Que veut-on « éveiller» exactement ?

Est-ce l'éveil qui provoquera la pratique des disciplines, ou bien cette pratique éveillera-t-elle ce que l'on veut éveiller ?

La réponse à la première question impliquera peut-être la réponse à la seconde. Ce que l'on veut éveiller, c'est l'intérêt des élèves.

Faut-il donc s'en tenir à la méthode des « centres d'intérêts » aujourd'hui généralisée ?

Je voudrais m'abstenir de toute critique d'une méthode appliquée par de nombreux collèges. Je préciserai simplement que le centre d'intérêt auquel nous pensons n'a que le titre de commun avec celui qui a permis aux auteurs de manuels une répartition régulière d'exercices autour de thèmes invariables. D'abord parce que nous ne pouvons nous soumettre à la règle ordinaire du centre d'intérêt hebdomadaire, absolument contraire à l'esprit même des disciplines d'éveil. Si l'intérêt s'est éveillé en fin de semaine, il est illogique de passer à un autre thème la semaine suivante. Et s'il ne s'éveille pas, il faut changer le thème.
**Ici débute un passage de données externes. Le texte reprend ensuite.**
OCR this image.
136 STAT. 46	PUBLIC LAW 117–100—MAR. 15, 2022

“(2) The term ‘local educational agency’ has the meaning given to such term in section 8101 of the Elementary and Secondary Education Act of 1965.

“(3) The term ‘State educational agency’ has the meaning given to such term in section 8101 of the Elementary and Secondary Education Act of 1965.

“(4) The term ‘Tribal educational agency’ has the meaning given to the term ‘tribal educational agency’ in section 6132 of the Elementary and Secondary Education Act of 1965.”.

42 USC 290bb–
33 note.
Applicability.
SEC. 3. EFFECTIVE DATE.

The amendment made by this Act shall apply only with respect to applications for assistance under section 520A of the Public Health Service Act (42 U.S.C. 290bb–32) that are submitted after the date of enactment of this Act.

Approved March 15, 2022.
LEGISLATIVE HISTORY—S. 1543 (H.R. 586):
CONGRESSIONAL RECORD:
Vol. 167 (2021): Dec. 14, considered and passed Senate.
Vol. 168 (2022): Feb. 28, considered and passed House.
Ensuite, ce programme invariable, fixé une fois pour toutes, ruine tout ce que l'on peut attendre d'un choix spontané ou délibéré.

On néglige même l'influence des facteurs locaux. On impose aux jeunes Parisiens de s'intéresser à la chasse en septembre, aux enfants du Nord de s'intéresser aux vendanges; aux gars d'Auvergne à la pêche maritime; de tous ces préadolescents qui ont suivi avec passion à la télévision le match de football Marseille-Bordeaux, on exige que pendant une semaine ils s'occupent de pelote basque, parce qu'on a voulu placer le texte de Pierre Loti, tiré de Ramuntcho…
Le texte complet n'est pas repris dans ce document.